Commoditization and the Future of Content Delivery Networks: Part Two
In Part One of this article—posted last week— we dealt with how CDNs are working to differentiate themselves in the face of the commoditization of bandwidth. Here in Part Two, we’ll look at the issues surrounding how commoditized bandwidth may shape the future development of CDNs.
Embracing the Commodity
The realities of a commodity-type market are such that there’s little wiggle room when it comes to trying to turn a profit in a low-margin business. As such, companies looking to thrive in this type of space must continuously look for new ways of driving efficiency, both in their technology as well as their business practices. "Bandwidth is about as commoditized as it can be," says John Cahill, VP of sales for Invisible Hand Networks. "It can’t support a large sales and marketing overhead. The price of bandwidth isn’t going to jump, but it’s still going to have to make a profit. The best way to do that is to automate the least efficient part of the business process: the selling of bandwidth."

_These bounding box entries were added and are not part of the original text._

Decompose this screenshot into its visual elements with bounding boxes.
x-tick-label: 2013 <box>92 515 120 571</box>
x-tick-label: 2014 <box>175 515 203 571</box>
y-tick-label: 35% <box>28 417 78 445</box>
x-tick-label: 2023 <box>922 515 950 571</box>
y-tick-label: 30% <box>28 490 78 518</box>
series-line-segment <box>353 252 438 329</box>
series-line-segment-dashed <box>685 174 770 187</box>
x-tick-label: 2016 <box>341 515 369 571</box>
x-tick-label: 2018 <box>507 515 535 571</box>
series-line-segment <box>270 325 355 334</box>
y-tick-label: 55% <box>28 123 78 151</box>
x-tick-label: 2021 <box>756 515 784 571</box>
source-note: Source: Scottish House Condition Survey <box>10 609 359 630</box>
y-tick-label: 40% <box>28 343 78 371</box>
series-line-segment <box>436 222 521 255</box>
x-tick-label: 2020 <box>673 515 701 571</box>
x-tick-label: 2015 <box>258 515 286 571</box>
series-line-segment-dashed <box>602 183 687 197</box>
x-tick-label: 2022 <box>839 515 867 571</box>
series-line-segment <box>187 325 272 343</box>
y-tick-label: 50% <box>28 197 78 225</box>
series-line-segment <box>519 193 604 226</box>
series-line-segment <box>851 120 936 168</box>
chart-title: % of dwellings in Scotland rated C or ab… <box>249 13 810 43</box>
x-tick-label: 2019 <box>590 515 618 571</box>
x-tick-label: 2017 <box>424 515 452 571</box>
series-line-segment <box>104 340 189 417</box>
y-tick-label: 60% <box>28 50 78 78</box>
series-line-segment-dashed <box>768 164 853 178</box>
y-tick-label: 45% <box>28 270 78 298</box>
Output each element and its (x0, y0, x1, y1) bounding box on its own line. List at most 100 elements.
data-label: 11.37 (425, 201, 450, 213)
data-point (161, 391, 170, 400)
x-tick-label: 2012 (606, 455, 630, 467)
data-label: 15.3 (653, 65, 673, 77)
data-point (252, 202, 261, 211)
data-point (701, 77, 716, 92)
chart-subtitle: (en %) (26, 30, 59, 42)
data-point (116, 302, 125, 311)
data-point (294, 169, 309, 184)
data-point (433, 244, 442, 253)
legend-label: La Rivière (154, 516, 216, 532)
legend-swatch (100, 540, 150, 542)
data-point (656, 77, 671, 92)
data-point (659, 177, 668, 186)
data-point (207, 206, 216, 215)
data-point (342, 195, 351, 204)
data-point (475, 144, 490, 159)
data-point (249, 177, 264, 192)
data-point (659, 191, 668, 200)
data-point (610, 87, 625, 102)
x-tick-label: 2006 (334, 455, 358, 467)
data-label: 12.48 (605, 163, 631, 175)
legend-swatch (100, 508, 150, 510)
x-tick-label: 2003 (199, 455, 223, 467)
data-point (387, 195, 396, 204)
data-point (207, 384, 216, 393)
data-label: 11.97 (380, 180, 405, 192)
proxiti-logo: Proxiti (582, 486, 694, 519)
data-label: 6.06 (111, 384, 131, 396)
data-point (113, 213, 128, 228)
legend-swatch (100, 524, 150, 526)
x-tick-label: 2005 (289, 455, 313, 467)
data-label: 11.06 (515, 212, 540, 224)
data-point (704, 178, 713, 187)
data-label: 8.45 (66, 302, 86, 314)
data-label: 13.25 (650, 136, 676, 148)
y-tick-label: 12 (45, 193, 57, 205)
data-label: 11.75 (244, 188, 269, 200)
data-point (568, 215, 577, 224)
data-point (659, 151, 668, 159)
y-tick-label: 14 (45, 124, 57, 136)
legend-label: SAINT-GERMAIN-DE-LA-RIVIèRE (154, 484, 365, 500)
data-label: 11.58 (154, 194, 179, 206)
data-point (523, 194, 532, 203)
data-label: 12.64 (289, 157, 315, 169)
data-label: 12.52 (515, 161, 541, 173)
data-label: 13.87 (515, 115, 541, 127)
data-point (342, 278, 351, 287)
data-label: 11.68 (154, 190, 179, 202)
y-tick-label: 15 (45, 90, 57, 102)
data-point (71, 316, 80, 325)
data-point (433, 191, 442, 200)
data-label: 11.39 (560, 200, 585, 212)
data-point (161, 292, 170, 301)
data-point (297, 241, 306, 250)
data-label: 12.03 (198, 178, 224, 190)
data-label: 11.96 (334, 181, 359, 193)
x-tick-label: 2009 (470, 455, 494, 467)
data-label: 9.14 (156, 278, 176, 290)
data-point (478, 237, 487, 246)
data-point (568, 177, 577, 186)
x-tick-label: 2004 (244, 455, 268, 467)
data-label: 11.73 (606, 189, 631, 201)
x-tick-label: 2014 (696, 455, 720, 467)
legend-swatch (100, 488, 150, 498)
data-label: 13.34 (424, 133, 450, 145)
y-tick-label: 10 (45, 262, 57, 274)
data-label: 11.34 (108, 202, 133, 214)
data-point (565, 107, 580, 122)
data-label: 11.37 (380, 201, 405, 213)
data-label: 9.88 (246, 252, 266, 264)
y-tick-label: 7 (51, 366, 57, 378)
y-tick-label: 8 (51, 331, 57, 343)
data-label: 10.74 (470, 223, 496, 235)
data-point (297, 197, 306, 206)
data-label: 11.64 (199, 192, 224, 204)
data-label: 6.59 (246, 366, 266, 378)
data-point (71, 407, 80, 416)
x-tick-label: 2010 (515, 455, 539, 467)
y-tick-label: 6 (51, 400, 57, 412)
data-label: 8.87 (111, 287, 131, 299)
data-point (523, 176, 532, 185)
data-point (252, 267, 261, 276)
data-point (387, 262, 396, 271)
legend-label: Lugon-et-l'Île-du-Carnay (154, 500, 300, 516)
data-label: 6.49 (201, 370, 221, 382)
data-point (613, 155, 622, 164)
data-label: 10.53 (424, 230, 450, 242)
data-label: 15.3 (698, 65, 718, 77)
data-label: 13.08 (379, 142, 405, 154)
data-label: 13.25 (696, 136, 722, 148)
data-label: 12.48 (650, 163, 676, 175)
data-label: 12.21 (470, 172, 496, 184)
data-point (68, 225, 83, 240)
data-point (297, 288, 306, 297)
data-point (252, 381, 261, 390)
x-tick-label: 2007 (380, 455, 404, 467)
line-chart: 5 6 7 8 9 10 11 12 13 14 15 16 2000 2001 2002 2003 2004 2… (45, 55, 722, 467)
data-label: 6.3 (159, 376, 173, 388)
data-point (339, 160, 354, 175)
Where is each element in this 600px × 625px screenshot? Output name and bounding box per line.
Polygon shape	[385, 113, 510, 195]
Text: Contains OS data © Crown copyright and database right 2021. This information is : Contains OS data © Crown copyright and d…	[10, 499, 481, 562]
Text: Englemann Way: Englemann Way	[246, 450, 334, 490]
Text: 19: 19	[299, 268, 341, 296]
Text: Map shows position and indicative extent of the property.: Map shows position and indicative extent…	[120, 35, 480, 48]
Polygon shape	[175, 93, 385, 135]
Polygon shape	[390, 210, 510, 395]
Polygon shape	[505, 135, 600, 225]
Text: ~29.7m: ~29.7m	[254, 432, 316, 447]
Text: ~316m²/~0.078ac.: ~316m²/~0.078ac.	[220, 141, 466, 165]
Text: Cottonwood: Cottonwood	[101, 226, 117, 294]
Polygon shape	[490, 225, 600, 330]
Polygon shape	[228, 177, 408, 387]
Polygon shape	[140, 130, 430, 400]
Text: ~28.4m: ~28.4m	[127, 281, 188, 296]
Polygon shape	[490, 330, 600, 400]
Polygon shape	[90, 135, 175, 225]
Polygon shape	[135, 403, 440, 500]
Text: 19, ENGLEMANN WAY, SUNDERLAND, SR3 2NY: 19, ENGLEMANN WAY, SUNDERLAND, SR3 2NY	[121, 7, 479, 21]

Invisible Hand’s Merkato technology enables real-time pricing and allocation of bandwidth through the use of automated agents. To learn more about how this technology works and what its benefits are, please refer to the StreamingMedia.com article Merkato Enables Dynamic, Real-Time Bandwidth Marketplace.
But despite the promise held by a dynamic, real-time bandwidth marketplace, Merkato’s customer base has been limited primarily to clients who maintain and manage their own servers; it has not caught on among the major CDNs as a way to provide flexibility to their bandwidth-buying customers. "The primary roadblock right now is buying power," says Cahill. "We have never set out to be an actual operator of services. As a result, we still don’t have the purchasing clout."
Cahill and his cohorts at Invisible Hand have approached most, if not all, of the major CDNs about incorporating their Merkato technology directly into their respective networks, but that has proved to be a daunting challenge. "The ability to tie into their networks is outrageously complex," Cahill laments. "It’s too complex at this point to efficiently integrate an automated agent system such as ours and then control the multiple points."
While there are varying definitions of what exactly a CDN is, the traditional CDN consists of multiple content access points (CAP) spread across a geographic area. For Merkato to work effectively with a CDN, the technology would have to be installed at all of these points. In the case of a CDN like Mirror Image, that would mean managing upwards of 20 CAPs; for Akamai, that number increases a hundredfold. "To work with Akamai, there’d have to be some way to speak to all 2,000 of these content delivery nodes. It’s a nightmarish proposition at this point in time," Cahill concludes.
Ultimately, Cahill envisions a future where there could be a "something that looks like a CDN with our Merkato technology at the core, which is the next step beyond what we do today," he says. "Basically a CDN powered by Merkato is what we’d like to see."